Plans differ on the levers that matter: request rate, daily CU quota, how many concurrent WebSocket connections you can hold, and how many active subscriptions each allows. Higher tiers also open up the heavy namespaces — archive-state reads, the geth-style debug_ tracers, and the Erigon trace_ API — which run against archive nodes and are not on the entry plans. Compare the tiers side by side on the pricing page.

Upgrade Options

  • Optimize first — batch independent reads and drop calls you do not need before paying for more.

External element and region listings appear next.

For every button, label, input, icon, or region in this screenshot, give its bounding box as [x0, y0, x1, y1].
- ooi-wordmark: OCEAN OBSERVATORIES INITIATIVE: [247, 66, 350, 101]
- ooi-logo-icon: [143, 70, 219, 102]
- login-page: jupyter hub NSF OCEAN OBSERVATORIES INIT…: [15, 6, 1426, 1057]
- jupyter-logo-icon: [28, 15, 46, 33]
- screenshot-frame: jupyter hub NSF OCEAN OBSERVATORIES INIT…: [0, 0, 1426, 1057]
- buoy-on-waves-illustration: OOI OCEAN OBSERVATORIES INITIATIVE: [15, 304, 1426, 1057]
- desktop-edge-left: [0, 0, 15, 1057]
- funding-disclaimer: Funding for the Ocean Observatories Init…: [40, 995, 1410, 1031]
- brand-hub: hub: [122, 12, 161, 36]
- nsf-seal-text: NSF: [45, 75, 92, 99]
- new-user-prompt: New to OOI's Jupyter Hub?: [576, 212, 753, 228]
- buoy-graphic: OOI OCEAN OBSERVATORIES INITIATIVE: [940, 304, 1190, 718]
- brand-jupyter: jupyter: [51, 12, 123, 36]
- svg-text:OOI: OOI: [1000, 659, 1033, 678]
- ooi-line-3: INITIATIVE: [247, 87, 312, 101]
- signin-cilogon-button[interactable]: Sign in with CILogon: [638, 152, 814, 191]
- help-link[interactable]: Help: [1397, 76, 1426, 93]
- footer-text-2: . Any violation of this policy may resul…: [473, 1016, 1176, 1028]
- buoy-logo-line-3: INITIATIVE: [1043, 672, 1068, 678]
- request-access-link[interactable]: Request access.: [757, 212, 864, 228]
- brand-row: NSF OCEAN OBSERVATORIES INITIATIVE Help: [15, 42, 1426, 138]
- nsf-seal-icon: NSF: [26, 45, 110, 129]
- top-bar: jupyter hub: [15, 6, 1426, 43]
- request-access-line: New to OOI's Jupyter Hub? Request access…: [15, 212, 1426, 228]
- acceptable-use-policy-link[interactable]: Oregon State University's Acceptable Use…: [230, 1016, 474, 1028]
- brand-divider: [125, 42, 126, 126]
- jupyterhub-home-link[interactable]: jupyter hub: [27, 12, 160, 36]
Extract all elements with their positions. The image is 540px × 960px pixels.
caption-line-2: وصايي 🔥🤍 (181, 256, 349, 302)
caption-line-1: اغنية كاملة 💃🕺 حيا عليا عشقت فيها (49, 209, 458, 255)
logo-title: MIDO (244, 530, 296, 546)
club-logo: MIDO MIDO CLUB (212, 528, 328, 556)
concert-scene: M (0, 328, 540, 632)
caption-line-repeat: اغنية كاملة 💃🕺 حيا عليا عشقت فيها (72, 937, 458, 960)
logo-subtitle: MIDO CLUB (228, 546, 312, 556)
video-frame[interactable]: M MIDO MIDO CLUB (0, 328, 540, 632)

  • Add caching — serve slow-changing data like chain ID and bytecode from a local cache instead of re-fetching.
  • Switch to WebSocket — move real-time polling onto eth_subscribe so live data stops eating your quota.
  • Upgrade the plan — if you hit limits steadily rather than in bursts, a higher tier raises the rate, quota, and connection ceilings and unlocks archive, debug, and trace access.